Description of Variables:   In addition to general demographic variables such as age, race, religion, source of income, and employment situation, specific variables are gathered for specific datasets. Variables in Parts 1 and 2 (Batterer Baseline and Victim Baseline datasets) include information about whether or not the batterer was in the treatment or control group, reason for batterer arrest, relationship to victim/batterer, types of injuries the victim received, interactions with the police, and drug/alcohol use. In Parts 3 and 4 (Batterer and Victim Six-Month Data) information is included on employment, living situation, any assistance or counseling received, the batterer and victim's relationship to one another, and whether either one of them had had any other relationships since the arrest. Information specific to the batterer six-month follow-up includes any additional violent behavior and any drug and/or alcohol use. Information specific to the victim six-month follow up includes variables regarding her experiences with the legal system regarding this case and any violence experienced by the batterer since the arrest. In Part 5 (Tracking Database), variables include the date, location, and length of the interview, and whether or not the individual was involved in the program, and if so, whether or not he was in the experimental or control group. Part 6 (Treatment Implementation Data) contains variables related to the multiple types of treatment and intervention programs batterers were offered in jail, such as the frequency of attendance in Changing Courses and Man Alive classes. In Part 7 (Supplemental Final Report Variables), the data include information about the study participants such as whether all four interviews were completed, any new domestic violence charges, and if so, the amount of time that passed between completing the treatment and the new charges.

Response Rates:   For the batterers, 90 percent (560 of 629) completed the baseline interview. Batterer six-month follow-up self-report data was available for only about 20 percent of the sample (119 of 629).
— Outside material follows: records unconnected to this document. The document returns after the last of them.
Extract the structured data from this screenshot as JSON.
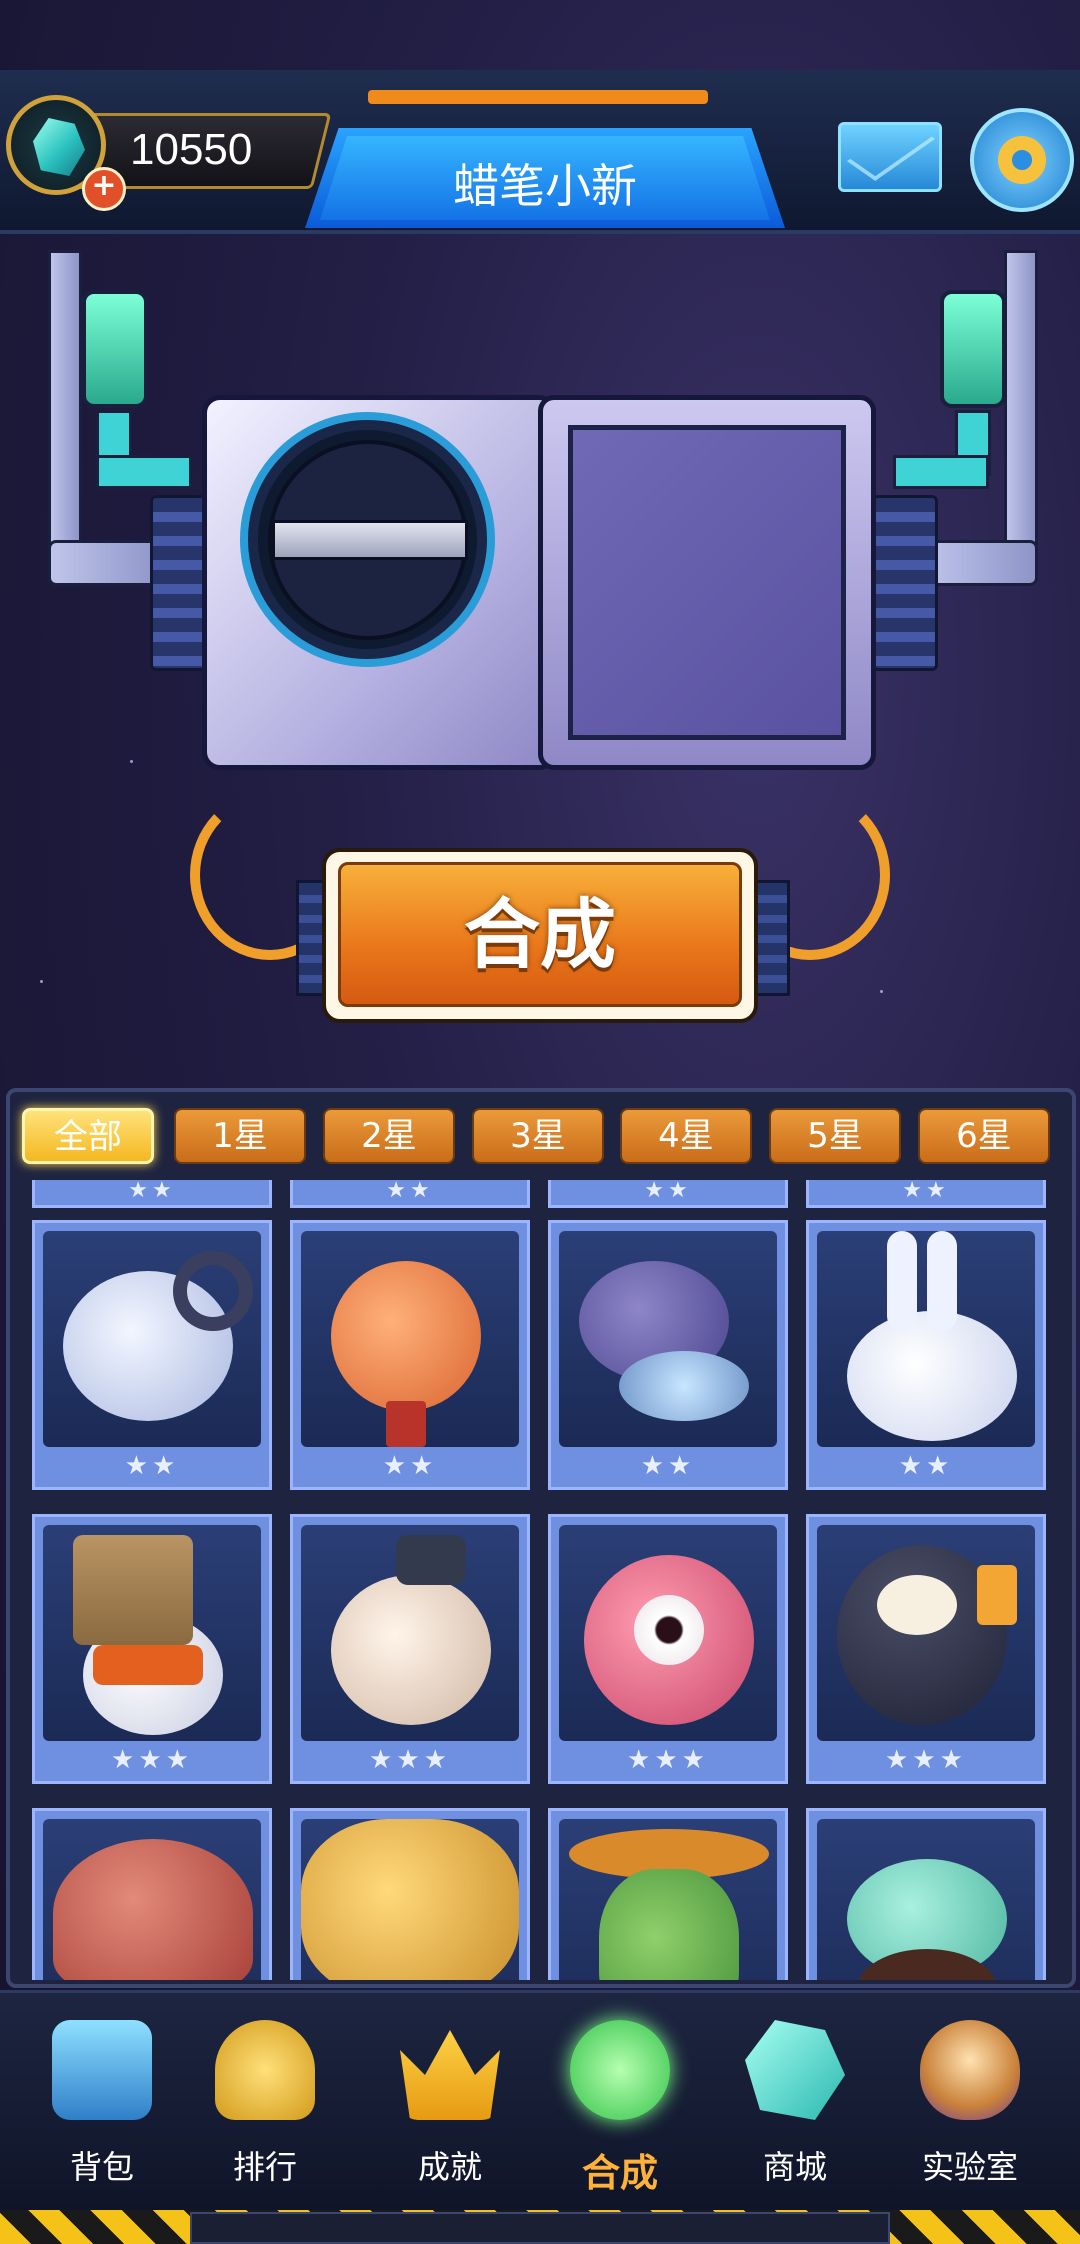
{
  "header": {
    "gem_count": "10550",
    "title": "蜡笔小新"
  },
  "craft": {
    "button_label": "合成"
  },
  "filter_tabs": [
    {
      "label": "全部",
      "active": true
    },
    {
      "label": "1星",
      "active": false
    },
    {
      "label": "2星",
      "active": false
    },
    {
      "label": "3星",
      "active": false
    },
    {
      "label": "4星",
      "active": false
    },
    {
      "label": "5星",
      "active": false
    },
    {
      "label": "6星",
      "active": false
    }
  ],
  "collection": {
    "row_partial_top": [
      "★★",
      "★★",
      "★★",
      "★★"
    ],
    "rows": [
      [
        {
          "creature": "white-ram",
          "stars": "★★"
        },
        {
          "creature": "lantern-spirit",
          "stars": "★★"
        },
        {
          "creature": "purple-dragon",
          "stars": "★★"
        },
        {
          "creature": "white-rabbit",
          "stars": "★★"
        }
      ],
      [
        {
          "creature": "bag-head-cat",
          "stars": "★★★"
        },
        {
          "creature": "hat-bird",
          "stars": "★★★"
        },
        {
          "creature": "eyeball-fish",
          "stars": "★★★"
        },
        {
          "creature": "penguin-juice",
          "stars": "★★★"
        }
      ],
      [
        {
          "creature": "red-mushroom",
          "stars": ""
        },
        {
          "creature": "yellow-fluff",
          "stars": ""
        },
        {
          "creature": "cactus-sombrero",
          "stars": ""
        },
        {
          "creature": "green-winged-blob",
          "stars": ""
        }
      ]
    ]
  },
  "nav": [
    {
      "label": "背包",
      "icon": "backpack-icon",
      "active": false
    },
    {
      "label": "排行",
      "icon": "trophy-icon",
      "active": false
    },
    {
      "label": "成就",
      "icon": "crown-icon",
      "active": false
    },
    {
      "label": "合成",
      "icon": "potion-icon",
      "active": true
    },
    {
      "label": "商城",
      "icon": "shop-crystal-icon",
      "active": false
    },
    {
      "label": "实验室",
      "icon": "egg-icon",
      "active": false
    }
  ],
  "colors": {
    "accent_orange": "#e9761a",
    "title_blue": "#1473e6",
    "active_tab": "#f5b820",
    "card_blue": "#6f8fe0"
  }
}
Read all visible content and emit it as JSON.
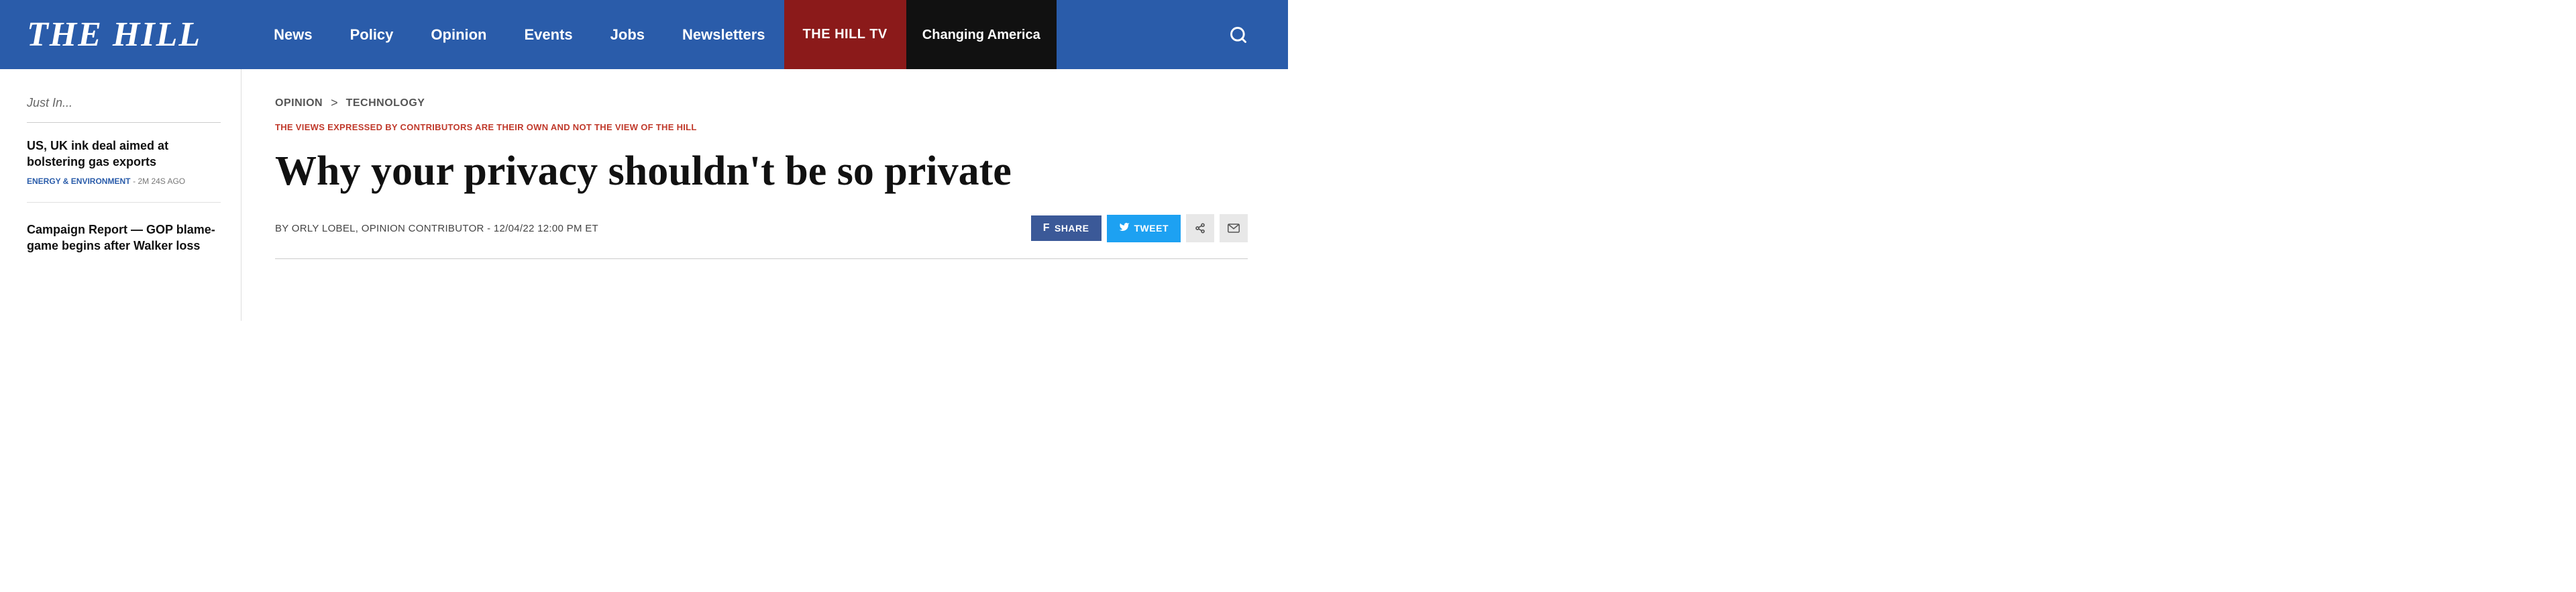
{
  "site": {
    "logo": "THE HILL"
  },
  "header": {
    "nav_items": [
      {
        "label": "News",
        "id": "news",
        "style": "default"
      },
      {
        "label": "Policy",
        "id": "policy",
        "style": "default"
      },
      {
        "label": "Opinion",
        "id": "opinion",
        "style": "default"
      },
      {
        "label": "Events",
        "id": "events",
        "style": "default"
      },
      {
        "label": "Jobs",
        "id": "jobs",
        "style": "default"
      },
      {
        "label": "Newsletters",
        "id": "newsletters",
        "style": "default"
      },
      {
        "label": "THE HILL TV",
        "id": "hill-tv",
        "style": "hill-tv"
      },
      {
        "label": "Changing America",
        "id": "changing-america",
        "style": "changing-america"
      }
    ]
  },
  "sidebar": {
    "just_in_label": "Just In...",
    "articles": [
      {
        "title": "US, UK ink deal aimed at bolstering gas exports",
        "category": "ENERGY & ENVIRONMENT",
        "time": "2M 24S AGO"
      },
      {
        "title": "Campaign Report — GOP blame-game begins after Walker loss",
        "category": "",
        "time": ""
      }
    ]
  },
  "article": {
    "breadcrumb_section": "OPINION",
    "breadcrumb_separator": ">",
    "breadcrumb_category": "TECHNOLOGY",
    "disclaimer": "THE VIEWS EXPRESSED BY CONTRIBUTORS ARE THEIR OWN AND NOT THE VIEW OF THE HILL",
    "title": "Why your privacy shouldn't be so private",
    "byline": "BY ORLY LOBEL, OPINION CONTRIBUTOR - 12/04/22 12:00 PM ET",
    "social": {
      "facebook_label": "SHARE",
      "twitter_label": "TWEET",
      "facebook_icon": "f",
      "twitter_icon": "t"
    }
  }
}
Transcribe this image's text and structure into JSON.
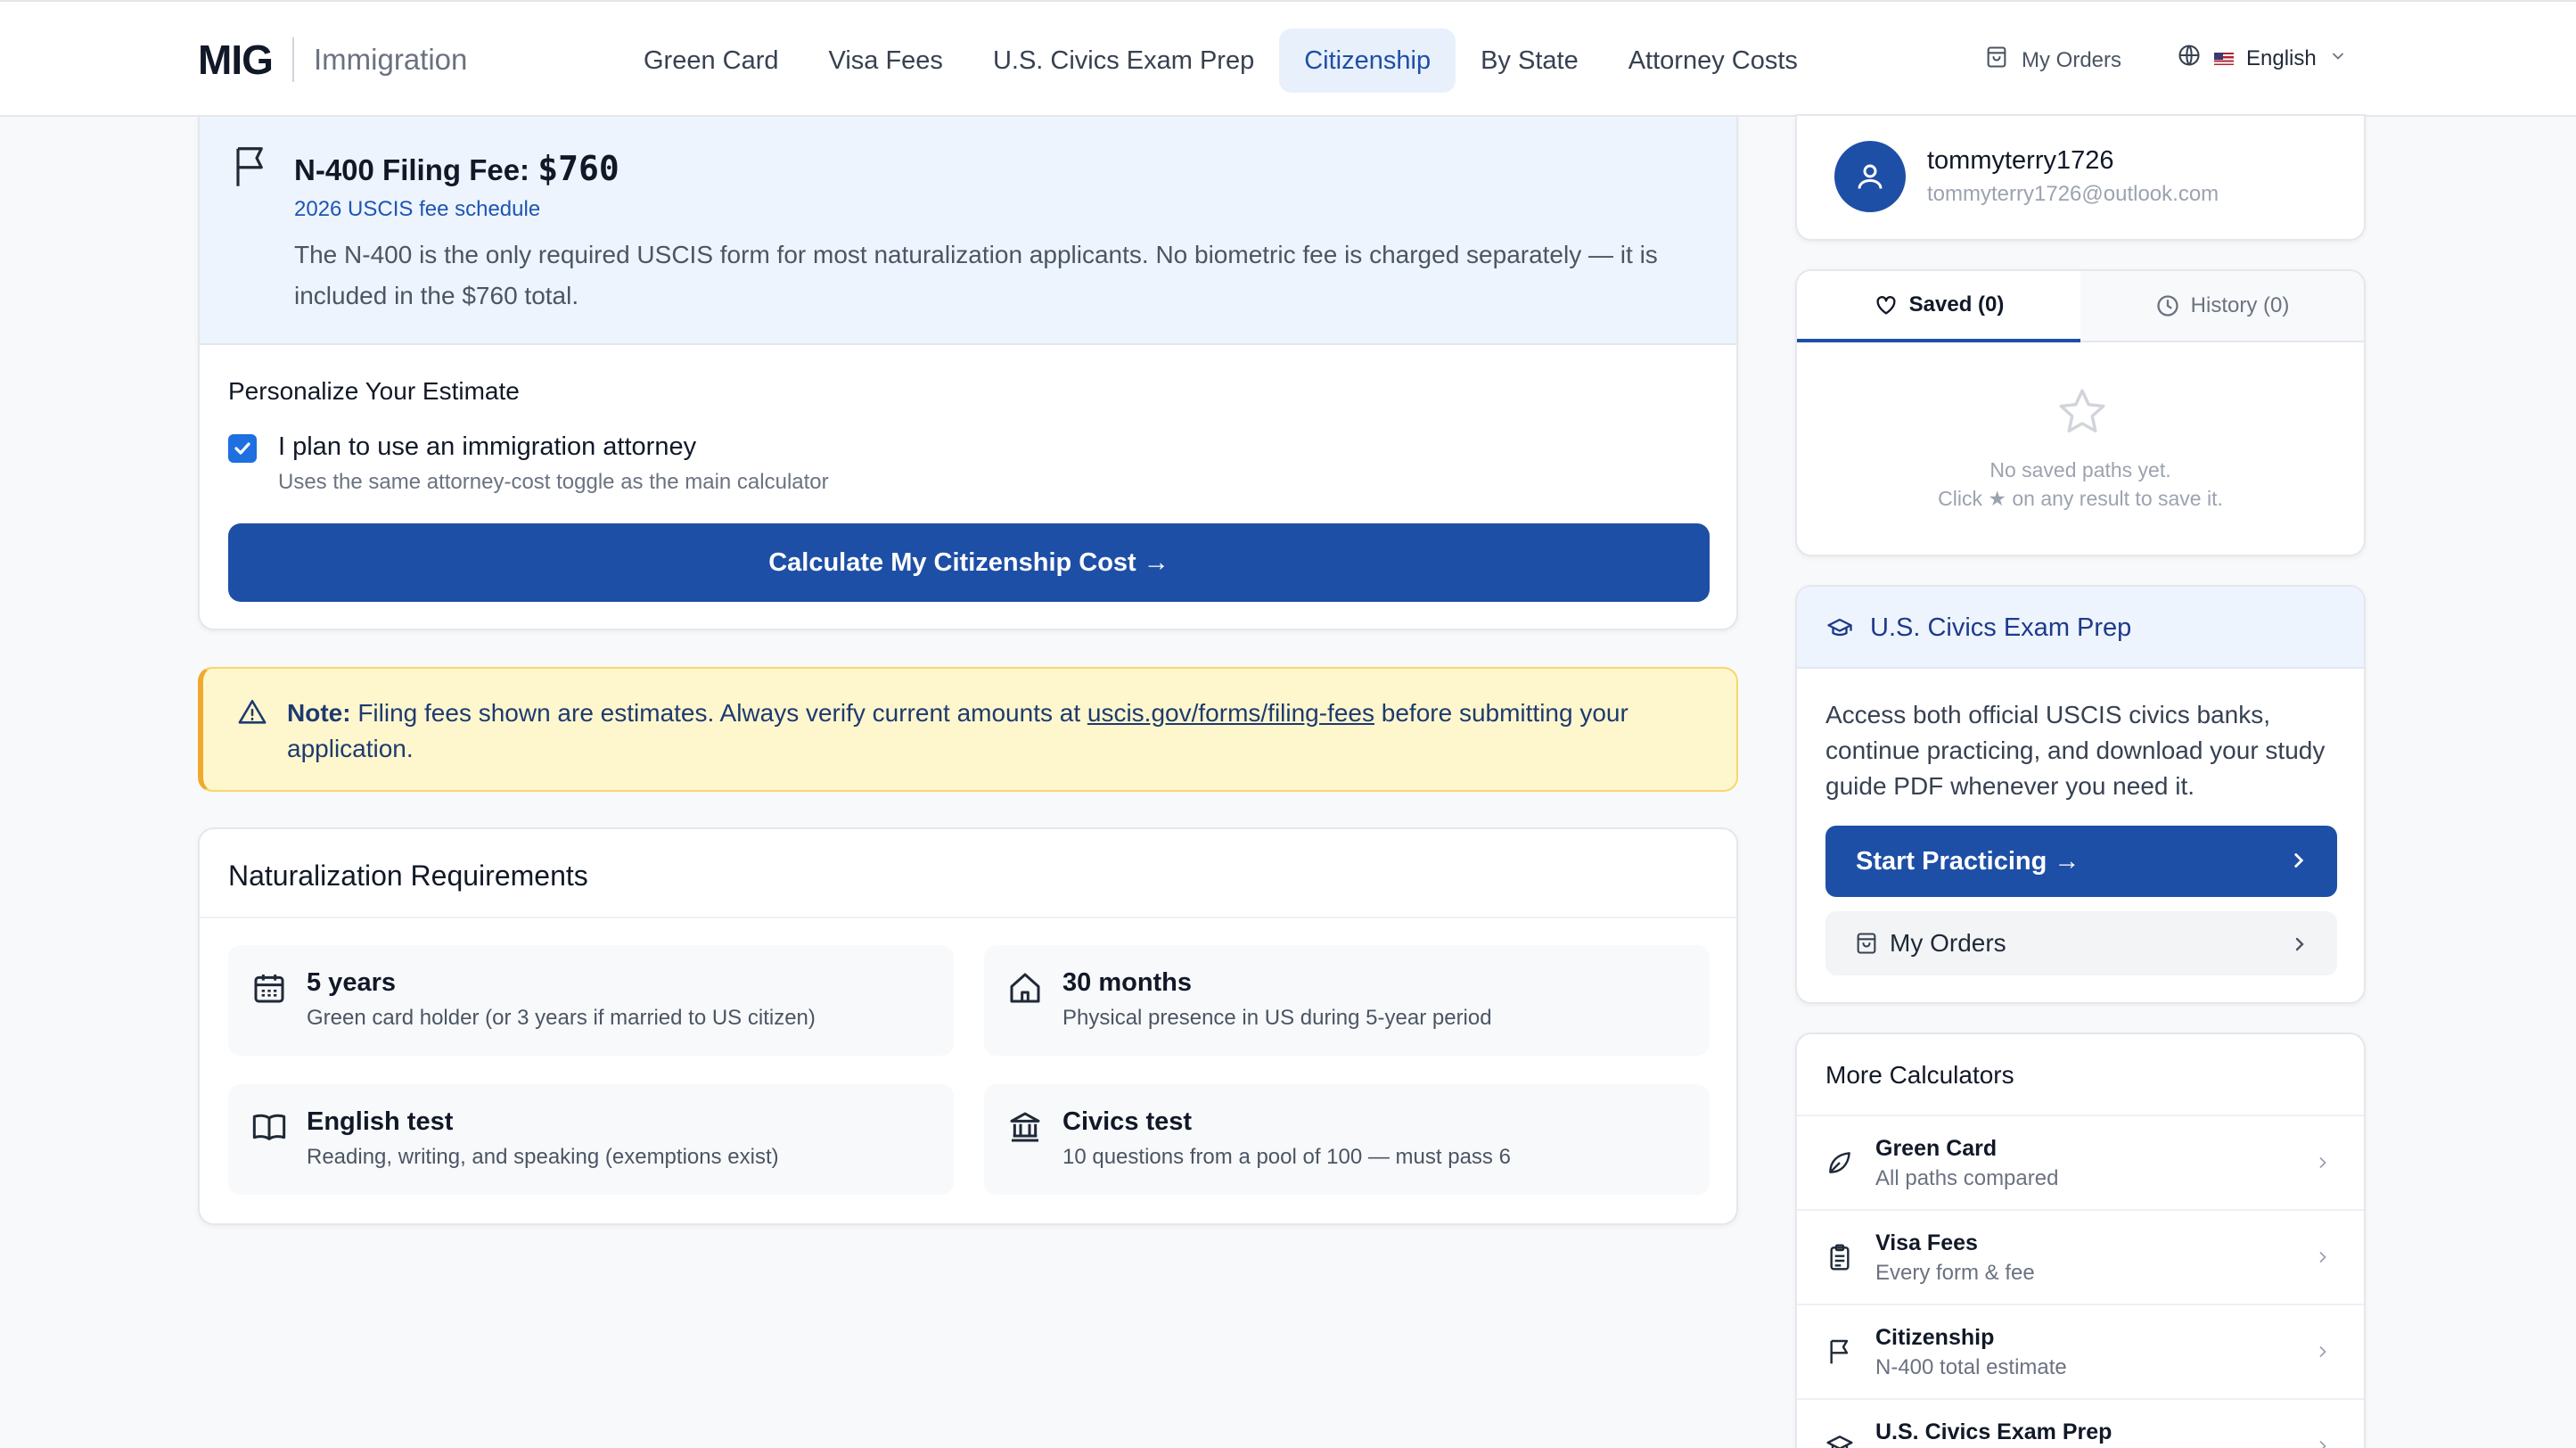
{
  "header": {
    "logo": "MIG",
    "logo_sub": "Immigration",
    "nav": [
      "Green Card",
      "Visa Fees",
      "U.S. Civics Exam Prep",
      "Citizenship",
      "By State",
      "Attorney Costs"
    ],
    "active_nav": "Citizenship",
    "my_orders": "My Orders",
    "language": "English"
  },
  "fee": {
    "title": "N-400 Filing Fee: ",
    "amount": "$760",
    "schedule": "2026 USCIS fee schedule",
    "description": "The N-400 is the only required USCIS form for most naturalization applicants. No biometric fee is charged separately — it is included in the $760 total."
  },
  "estimate": {
    "title": "Personalize Your Estimate",
    "checkbox_label": "I plan to use an immigration attorney",
    "checkbox_checked": true,
    "checkbox_sub": "Uses the same attorney-cost toggle as the main calculator",
    "button": "Calculate My Citizenship Cost →"
  },
  "note": {
    "label": "Note:",
    "text_before": " Filing fees shown are estimates. Always verify current amounts at ",
    "link": "uscis.gov/forms/filing-fees",
    "text_after": " before submitting your application."
  },
  "requirements": {
    "title": "Naturalization Requirements",
    "items": [
      {
        "head": "5 years",
        "sub": "Green card holder (or 3 years if married to US citizen)",
        "icon": "calendar-icon"
      },
      {
        "head": "30 months",
        "sub": "Physical presence in US during 5-year period",
        "icon": "home-icon"
      },
      {
        "head": "English test",
        "sub": "Reading, writing, and speaking (exemptions exist)",
        "icon": "book-icon"
      },
      {
        "head": "Civics test",
        "sub": "10 questions from a pool of 100 — must pass 6",
        "icon": "building-icon"
      }
    ]
  },
  "user": {
    "name": "tommyterry1726",
    "email": "tommyterry1726@outlook.com"
  },
  "saved_tabs": {
    "saved": "Saved (0)",
    "history": "History (0)",
    "empty_line1": "No saved paths yet.",
    "empty_line2": "Click ★ on any result to save it."
  },
  "civics": {
    "title": "U.S. Civics Exam Prep",
    "body": "Access both official USCIS civics banks, continue practicing, and download your study guide PDF whenever you need it.",
    "practice_button": "Start Practicing →",
    "orders_button": "My Orders"
  },
  "more": {
    "title": "More Calculators",
    "items": [
      {
        "title": "Green Card",
        "sub": "All paths compared"
      },
      {
        "title": "Visa Fees",
        "sub": "Every form & fee"
      },
      {
        "title": "Citizenship",
        "sub": "N-400 total estimate"
      },
      {
        "title": "U.S. Civics Exam Prep",
        "sub": ""
      }
    ]
  },
  "colors": {
    "primary": "#1e4fa6",
    "note_bg": "#fef7cd",
    "note_border": "#f0a92e",
    "info_bg": "#edf4fd"
  }
}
As for the victims, 33 percent (208 of 629) completed the baseline interview and 22.7 percent (143 of 629) completed the six-month follow-up interview. Nonsignificant model findings lent support to the idea that the victims and batterers who completed an interview were not significantly different than those who did not. Official 12-month follow-up police data were available for 93 percent (582 of 629) of the batterers.

Presence of Common Scales:   The study used a modified version of the Conflict Tactics Scale II (Straus et al., 1996) that has sub-scales for controlling behavior, psychological abuse, threats of physical assault, actual physical and sexual assault, and injuries.

Extent of Processing:  ICPSR data undergo a confidentiality review and are altered when necessary to limit the risk of disclosure. ICPSR also routinely creates ready-to-go data files along with setups in the major statistical software formats as well as standard codebooks to accompany the data. In addition to these procedures, ICPSR performed the following processing steps for this data collection:

  • Standardized missing values.
  • Checked for undocumented or out-of-range codes.